Google says it blocked or removed more than 8.3 billion ads in 2025, with more than 99 per cent of policy-violating ads stopped before they were served.
At first glance, that sounds like a victory for enforcement. Look closer, and it also reads like a measure of how much fraud, deception and manufactured credibility is now flooding the digital ad system.
The numbers are striking. Google suspended 24.9 million advertiser accounts last year, including four million linked to scams. It also removed 602 million scam-related ads.
These are not minor clean-up figures. They point to an ecosystem under sustained pressure from people who have learned how easily digital advertising can be used not just to sell, but to mislead.
That pressure is intensifying because the tools are getting better.

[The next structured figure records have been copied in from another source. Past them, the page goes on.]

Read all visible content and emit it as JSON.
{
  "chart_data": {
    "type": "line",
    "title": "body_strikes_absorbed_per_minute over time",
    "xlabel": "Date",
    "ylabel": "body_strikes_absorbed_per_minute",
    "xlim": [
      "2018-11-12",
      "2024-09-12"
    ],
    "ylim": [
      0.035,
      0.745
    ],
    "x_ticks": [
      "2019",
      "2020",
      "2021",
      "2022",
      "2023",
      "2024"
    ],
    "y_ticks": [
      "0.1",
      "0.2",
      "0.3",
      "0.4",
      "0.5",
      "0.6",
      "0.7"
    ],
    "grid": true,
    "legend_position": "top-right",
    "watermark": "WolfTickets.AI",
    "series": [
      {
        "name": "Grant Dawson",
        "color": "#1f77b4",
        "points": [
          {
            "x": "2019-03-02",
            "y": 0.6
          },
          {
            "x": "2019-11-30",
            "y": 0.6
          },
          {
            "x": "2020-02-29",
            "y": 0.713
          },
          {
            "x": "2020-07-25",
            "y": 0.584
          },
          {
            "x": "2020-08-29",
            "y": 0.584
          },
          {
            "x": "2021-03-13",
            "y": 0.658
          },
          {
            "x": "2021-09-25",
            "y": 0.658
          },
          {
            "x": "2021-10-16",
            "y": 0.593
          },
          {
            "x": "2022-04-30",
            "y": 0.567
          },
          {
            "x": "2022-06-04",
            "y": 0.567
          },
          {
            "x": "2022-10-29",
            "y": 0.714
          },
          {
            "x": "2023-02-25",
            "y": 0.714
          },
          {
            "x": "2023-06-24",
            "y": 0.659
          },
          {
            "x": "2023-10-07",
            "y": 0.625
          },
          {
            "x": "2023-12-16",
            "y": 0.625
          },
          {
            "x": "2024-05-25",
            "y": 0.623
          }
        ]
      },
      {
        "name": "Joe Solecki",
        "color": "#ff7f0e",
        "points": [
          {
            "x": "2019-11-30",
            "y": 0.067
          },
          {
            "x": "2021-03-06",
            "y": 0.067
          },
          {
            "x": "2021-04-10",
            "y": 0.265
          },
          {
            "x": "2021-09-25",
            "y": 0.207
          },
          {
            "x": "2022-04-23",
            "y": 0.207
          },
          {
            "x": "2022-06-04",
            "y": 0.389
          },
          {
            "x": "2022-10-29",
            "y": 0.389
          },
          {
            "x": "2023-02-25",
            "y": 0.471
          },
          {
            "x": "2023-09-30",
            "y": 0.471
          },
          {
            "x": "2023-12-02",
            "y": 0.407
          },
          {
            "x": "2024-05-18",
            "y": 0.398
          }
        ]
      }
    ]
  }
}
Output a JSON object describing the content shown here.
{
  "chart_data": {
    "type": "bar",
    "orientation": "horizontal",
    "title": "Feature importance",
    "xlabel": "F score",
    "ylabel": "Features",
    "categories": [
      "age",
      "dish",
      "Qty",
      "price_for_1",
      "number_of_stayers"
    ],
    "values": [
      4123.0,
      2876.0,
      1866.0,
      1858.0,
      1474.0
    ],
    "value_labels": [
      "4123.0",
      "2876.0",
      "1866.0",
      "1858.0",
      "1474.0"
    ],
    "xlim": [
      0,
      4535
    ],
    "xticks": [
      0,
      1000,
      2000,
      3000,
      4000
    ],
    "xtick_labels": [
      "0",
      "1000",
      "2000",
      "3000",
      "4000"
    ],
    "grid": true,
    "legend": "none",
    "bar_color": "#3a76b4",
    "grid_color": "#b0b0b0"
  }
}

Google says bad actors are increasingly using AI to create deceptive ads at scale, allowing them to generate copy faster, localise it more easily and adapt it quickly enough to stay ahead of old detection methods.
In other words, this is no longer just a moderation problem. It is an arms race.
For marketers, that matters more than it may first appear.
The real issue is not just that billions of bad ads were caught. It is that so many were attempted in the first place. Each takedown is evidence that enforcement worked. It is also evidence of how polluted the system has become.
The digital ad economy is now fighting for credibility on two fronts. One is familiar: scams, impersonation and misleading claims. The other is newer: synthetic persuasion produced at industrial scale.
That changes the conversation around brand safety. For years, marketers tended to treat safety as a supporting issue, important but secondary to reach, efficiency and return on spend.
That looks less sustainable now.
A campaign may be well targeted and high performing, but if it sits inside an environment where consumers regularly encounter fake offers, financial scams or misleading healthcare claims, trust starts to erode more broadly.
The damage does not always stop with the offending ad. It can spread to the platform and, eventually, to the brands that depend on it.
Google’s report shows where the pressure points are. Among the most frequently restricted categories were financial services, gambling and healthcare, all sectors where the cost of deception is high and consumer vulnerability is real.
Abuse of the ad network, misrepresentation and legal requirement violations also ranked among the biggest removal categories. These are not obscure technical breaches. They sit close to the fault line between persuasion and manipulation.
The regional backdrop makes the story even more relevant. Across Southeast Asia, concerns over digital trust, youth safety and AI-generated content are moving steadily up the agenda.
In Singapore, the Advertising Standards Authority recorded 379 pieces of advertisement feedback in 2025, including seven linked to generative AI. That is more than double the combined total in 2023 and 2024. It is an early sign that AI in advertising is shifting from novelty to scrutiny.
In Malaysia, Meta’s tighter protections for teen users on Instagram reflect the same direction of travel. Platforms are being asked to do more than maximise engagement. They are being pushed to show they can create safer and more accountable environments, especially for younger users.
To be fair, Google says it is improving not only enforcement but accuracy. The company says advances in detection have reduced incorrect advertiser suspensions by 80 per cent, an important point for legitimate businesses.
A safety regime that catches fraud but punishes genuine advertisers too aggressively creates a different kind of trust problem.
Still, the larger message is clear. Verification, identity checks and quicker responses to user complaints are no longer back-office matters. They are fast becoming central to the value proposition of digital advertising itself.
For years, scale was the industry’s proudest advantage. In 2026, it is also its greatest vulnerability. The same systems that allow a genuine business to reach millions can be used by bad actors to mimic legitimacy with frightening ease.
The brands and platforms that stand apart will not simply be those with the smartest targeting or the biggest media budgets.
They will be the ones that still feel believable in an environment where belief itself is under strain.